Carnival Row has had a long history, languishing in development purgatory before finding a home as an eight-episode fantasy-noir series premiering on Amazon Prime Video next month.

“I wrote this script in film school 17 years ago,” show creator and executive producer Travis Beacham explained at San Diego Comic-Con’s Carnival Row panel on Friday. “I did it as a feature film and I did it without a mind to ever sell it; it was just a sandbox where I could play. Ironically, it was the script that first sold, and it was the script that started my career…as beloved as it was, it languished for awhile until about four or five years ago when Legendary picked it up and suggested doing it as a TV series. The prospect of that was extremely exciting — in writing the world I had imagined so much backstory, and so much stuff around the corners and around the streets. If I had been writing it for the first time now, I would never had even written it as a film.”

Read on for everything we learned at the Carnival Row Comic-Con panel.

Beacham’s comments on the show’s massive complexity and interweaving characters were echoed by the others on stage, including fellow executive producer Marc Guggenheim and actors Orlando Bloom (Rycroft Philostrate), Cara Delevingne (Vignette Stonemoss), Tamzin Merchant (Imogen Spurnrose), and David Gyasi (Agreus Astrayon). Based on the group’s comments and the clips shown to the SDCC audience (including the official release of its first trailer), the show is definitively expansive, taking on the complexities of an entire world while also giving time to the smaller and detailed moments of life on the Row.

Shared Clips Reveal Conflicts Large and Small

The audience got a glimpse of these varying scopes through four clips played during the panel.

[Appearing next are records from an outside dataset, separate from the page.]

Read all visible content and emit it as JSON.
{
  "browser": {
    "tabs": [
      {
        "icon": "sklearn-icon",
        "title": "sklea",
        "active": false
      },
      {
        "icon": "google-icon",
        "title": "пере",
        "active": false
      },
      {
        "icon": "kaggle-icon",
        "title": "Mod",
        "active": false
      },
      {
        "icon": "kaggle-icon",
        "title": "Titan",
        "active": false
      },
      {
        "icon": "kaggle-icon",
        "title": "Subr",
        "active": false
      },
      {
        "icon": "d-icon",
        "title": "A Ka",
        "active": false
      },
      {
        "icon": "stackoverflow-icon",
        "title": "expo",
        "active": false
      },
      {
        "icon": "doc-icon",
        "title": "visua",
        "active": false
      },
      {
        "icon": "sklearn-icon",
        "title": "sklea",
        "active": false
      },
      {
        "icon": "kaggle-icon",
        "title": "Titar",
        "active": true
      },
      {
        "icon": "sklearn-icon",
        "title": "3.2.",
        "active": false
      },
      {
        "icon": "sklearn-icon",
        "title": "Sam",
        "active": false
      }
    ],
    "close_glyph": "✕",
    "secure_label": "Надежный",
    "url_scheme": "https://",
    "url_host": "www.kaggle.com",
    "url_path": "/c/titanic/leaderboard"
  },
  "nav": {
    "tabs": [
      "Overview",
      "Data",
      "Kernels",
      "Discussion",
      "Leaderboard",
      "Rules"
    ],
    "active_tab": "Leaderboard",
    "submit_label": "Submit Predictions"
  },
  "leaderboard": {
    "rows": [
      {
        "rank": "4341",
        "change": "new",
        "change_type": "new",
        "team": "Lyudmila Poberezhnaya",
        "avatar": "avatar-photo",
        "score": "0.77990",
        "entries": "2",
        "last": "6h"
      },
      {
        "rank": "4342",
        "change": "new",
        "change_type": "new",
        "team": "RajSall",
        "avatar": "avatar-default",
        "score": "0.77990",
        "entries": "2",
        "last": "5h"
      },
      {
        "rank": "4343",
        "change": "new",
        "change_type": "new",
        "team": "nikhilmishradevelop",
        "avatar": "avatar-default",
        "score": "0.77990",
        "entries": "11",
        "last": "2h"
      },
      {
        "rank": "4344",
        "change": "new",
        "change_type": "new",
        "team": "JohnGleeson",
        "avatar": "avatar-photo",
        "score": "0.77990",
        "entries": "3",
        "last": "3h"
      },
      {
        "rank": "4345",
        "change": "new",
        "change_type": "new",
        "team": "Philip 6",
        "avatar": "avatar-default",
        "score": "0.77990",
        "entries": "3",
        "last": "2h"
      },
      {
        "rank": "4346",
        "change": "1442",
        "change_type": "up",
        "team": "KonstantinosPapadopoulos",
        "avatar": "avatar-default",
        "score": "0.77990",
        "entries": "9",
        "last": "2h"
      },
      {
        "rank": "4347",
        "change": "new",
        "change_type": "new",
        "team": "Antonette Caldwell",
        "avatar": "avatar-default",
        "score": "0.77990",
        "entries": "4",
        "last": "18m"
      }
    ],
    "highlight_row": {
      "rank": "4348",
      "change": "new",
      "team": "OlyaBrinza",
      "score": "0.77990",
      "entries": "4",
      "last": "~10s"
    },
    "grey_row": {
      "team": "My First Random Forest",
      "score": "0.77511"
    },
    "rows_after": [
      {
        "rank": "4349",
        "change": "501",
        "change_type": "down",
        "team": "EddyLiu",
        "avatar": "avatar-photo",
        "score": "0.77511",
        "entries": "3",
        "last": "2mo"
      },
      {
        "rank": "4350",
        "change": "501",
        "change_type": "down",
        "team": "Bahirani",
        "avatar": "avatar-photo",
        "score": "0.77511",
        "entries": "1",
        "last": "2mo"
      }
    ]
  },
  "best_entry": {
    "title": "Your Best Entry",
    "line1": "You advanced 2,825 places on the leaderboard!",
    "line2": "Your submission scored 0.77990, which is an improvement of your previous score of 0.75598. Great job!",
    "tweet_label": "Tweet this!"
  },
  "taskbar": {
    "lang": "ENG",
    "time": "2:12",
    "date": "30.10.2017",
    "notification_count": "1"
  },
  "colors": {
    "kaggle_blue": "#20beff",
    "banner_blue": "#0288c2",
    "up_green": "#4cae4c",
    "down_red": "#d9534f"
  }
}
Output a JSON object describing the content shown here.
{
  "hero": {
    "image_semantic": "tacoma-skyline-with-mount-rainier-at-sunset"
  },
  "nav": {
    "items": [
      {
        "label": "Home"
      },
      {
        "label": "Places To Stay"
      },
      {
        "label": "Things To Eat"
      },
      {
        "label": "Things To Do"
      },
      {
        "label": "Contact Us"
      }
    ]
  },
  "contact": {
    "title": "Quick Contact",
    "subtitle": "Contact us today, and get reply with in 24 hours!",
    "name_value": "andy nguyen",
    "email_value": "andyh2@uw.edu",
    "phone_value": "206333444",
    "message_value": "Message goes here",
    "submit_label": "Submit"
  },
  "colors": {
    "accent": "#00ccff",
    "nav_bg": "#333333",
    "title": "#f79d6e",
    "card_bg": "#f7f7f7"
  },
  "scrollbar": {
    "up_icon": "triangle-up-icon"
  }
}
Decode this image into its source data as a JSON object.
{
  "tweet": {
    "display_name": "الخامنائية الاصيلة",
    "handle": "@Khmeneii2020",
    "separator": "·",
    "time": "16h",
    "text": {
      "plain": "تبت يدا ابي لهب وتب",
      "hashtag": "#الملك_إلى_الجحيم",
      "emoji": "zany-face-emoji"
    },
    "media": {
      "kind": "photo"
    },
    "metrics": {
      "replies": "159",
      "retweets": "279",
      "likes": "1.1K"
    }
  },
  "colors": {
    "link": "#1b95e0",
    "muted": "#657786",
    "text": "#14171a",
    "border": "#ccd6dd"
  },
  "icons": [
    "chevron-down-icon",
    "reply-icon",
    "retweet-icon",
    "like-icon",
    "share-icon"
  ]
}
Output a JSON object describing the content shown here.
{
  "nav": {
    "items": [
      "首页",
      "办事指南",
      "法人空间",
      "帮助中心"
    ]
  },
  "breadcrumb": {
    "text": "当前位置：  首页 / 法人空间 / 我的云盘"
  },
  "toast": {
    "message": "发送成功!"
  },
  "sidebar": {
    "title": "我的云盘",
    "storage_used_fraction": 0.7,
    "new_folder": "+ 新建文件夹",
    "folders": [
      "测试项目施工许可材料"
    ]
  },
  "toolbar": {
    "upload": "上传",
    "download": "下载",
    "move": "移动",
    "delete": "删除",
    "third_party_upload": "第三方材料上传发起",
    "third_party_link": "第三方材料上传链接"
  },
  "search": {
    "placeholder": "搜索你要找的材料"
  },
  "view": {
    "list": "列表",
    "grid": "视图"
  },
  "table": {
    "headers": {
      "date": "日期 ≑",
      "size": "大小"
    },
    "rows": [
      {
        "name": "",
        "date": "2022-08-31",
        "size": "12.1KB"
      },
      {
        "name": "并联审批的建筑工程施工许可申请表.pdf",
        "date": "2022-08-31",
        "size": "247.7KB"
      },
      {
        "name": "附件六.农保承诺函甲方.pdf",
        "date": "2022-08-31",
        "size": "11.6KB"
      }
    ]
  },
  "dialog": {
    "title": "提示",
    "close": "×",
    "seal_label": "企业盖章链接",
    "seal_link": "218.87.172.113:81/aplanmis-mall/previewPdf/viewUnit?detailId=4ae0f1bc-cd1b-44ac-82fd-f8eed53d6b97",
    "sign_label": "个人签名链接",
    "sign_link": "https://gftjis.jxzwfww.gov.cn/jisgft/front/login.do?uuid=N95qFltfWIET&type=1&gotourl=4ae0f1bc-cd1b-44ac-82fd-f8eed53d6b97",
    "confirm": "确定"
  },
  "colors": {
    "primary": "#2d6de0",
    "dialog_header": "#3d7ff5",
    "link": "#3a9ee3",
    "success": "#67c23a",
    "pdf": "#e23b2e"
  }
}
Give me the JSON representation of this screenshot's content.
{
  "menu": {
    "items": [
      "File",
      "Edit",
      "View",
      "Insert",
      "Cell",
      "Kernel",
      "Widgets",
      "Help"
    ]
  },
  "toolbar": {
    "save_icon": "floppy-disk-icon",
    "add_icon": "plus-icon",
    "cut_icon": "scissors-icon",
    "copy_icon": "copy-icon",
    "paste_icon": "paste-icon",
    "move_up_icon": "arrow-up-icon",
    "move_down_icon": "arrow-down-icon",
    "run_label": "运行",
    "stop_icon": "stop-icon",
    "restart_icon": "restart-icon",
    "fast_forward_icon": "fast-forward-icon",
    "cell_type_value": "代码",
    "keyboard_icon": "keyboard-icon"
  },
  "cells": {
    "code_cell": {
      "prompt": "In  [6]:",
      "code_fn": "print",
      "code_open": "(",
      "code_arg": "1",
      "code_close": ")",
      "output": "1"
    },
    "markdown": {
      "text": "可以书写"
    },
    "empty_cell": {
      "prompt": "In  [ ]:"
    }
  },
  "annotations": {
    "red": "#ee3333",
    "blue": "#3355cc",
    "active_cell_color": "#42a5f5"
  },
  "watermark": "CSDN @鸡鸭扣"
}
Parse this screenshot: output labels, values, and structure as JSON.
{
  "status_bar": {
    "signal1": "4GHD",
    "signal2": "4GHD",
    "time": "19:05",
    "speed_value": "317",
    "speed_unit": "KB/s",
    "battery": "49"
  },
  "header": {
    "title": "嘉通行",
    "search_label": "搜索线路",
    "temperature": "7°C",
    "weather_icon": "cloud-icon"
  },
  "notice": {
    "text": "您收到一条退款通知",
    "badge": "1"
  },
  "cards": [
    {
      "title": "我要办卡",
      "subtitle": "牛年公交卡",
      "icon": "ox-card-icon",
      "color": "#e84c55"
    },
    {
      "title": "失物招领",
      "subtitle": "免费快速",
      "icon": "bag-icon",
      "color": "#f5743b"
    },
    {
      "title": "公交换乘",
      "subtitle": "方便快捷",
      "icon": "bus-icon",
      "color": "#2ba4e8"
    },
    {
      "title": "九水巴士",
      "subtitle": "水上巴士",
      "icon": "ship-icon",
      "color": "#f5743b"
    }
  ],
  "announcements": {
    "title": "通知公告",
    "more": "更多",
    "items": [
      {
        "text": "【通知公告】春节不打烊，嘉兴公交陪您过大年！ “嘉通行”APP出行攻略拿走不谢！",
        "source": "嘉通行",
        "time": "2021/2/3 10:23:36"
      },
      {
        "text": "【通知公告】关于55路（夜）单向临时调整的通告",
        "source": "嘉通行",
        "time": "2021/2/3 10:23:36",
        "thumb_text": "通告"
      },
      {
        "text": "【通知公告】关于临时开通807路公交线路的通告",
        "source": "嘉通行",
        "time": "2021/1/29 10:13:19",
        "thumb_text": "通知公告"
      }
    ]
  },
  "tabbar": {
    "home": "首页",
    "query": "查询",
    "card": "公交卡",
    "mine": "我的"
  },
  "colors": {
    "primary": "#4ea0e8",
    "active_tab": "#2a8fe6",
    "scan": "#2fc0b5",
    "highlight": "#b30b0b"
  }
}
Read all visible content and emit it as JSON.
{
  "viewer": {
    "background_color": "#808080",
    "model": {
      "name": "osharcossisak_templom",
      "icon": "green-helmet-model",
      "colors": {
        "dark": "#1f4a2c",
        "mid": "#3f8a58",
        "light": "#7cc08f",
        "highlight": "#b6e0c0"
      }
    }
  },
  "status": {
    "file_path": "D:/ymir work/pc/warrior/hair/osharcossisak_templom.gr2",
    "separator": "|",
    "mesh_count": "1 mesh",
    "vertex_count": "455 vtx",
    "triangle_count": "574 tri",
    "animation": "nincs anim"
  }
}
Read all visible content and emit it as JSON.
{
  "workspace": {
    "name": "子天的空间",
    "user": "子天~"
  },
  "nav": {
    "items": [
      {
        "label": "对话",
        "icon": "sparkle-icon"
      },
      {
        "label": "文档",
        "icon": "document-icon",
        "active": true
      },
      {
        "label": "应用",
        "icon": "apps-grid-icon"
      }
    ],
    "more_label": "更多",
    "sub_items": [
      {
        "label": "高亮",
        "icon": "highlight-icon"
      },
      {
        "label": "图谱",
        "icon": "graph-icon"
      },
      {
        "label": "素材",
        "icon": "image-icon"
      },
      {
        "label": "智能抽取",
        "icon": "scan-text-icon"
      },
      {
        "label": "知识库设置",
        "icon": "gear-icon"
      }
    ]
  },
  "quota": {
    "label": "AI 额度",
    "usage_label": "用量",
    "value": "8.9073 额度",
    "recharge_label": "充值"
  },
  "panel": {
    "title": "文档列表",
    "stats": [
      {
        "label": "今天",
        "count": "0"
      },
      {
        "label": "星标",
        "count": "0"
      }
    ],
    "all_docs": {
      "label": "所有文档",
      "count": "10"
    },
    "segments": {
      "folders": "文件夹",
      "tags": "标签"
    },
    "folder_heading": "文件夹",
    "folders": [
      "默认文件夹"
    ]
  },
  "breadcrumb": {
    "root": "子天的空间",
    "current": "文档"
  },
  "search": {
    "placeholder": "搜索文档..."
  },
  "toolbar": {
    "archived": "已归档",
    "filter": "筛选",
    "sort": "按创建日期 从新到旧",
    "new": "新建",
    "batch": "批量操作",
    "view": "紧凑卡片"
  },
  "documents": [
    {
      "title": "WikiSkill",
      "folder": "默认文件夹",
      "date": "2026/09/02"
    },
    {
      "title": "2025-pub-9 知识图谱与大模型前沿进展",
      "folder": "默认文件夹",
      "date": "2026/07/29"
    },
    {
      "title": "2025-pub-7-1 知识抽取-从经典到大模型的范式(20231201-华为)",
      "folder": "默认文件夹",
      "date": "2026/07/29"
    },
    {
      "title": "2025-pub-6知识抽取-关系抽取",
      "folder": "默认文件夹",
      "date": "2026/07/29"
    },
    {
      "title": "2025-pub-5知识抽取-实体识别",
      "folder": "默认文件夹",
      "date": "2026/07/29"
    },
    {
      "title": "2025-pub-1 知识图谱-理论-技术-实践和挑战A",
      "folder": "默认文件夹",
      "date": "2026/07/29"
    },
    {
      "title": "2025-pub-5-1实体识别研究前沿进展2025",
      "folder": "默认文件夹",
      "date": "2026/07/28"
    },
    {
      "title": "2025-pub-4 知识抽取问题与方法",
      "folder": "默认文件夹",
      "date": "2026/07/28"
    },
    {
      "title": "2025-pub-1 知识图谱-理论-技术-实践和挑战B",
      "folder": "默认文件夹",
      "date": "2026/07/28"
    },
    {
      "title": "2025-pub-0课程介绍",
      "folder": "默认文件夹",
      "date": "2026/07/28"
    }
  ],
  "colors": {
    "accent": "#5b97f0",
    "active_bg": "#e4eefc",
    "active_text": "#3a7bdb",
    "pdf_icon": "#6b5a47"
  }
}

The first two pieces of footage gave an overview of the larger conflict in this mythical world, and were told from the points of view of the main characters — the human Detective Rycroft Philostrate (Bloom) and fairy Vignette Stonemoss (Delevingne). We find out that the two are star-crossed lovers, brought together and then torn apart by a war between the humans and the fae. Both of them have ended up on Carnival Row, a street in a Victorian London-esque town where the fae are refugees and often treated with animalistic cruelty. The clips also highlight that there’s a serial killer on the loose: a creature, neither human nor fae, that is going around the Row disemboweling people.

The third and fourth clips moved toward the posh part of the town, and focused on the human aristocrat Imogene Spurnrose (Merchant) and her new neighbor, the puck Agreus Astrayon (Gyasi). The tone here is different as well — instead of being immersed in the gritty, wretched life of those on Carinval Row, we are now faced with the conundrum (from Imogene’s perspective) of about having an undesired fae neighbor move in next door. While the first clip showed Imogene and her brother faltering when realizing their new wealthy neighbor is fae, the second clip has Agreus at her door, offering a bargain to help her out with her financial troubles if she offers him a doorway into high society.

Carnival Row is a Fantasy World, But Speaks About Our World As Well

“You may wonder how that sitting room drama story is going to work with the war-torn lands, and it all does work because it’s all one big world,” Guggenheim said after the fourth clip. “Part of that world is a discussion of racism and feminism and classism and spiritualism, and we cover it all; we look at all the different ways you can differentiate people and creatures in a society. And it makes for a very layered and complex show.”

“It’s Dickensian in its scope,” Beacham further explained. “It’s looking at the whole of a society, and how all those cogs intersect, how they interlock with each other, and how one wheel moves the other and how everything affects everything else…it’s about finding the most complex answer, and searching for the most interesting route rather than the simplest or the most easy to understand.”

Carnival Row, an eight-episode Amazon Original, will premiere on Amazon Prime Video on August 30, 2019.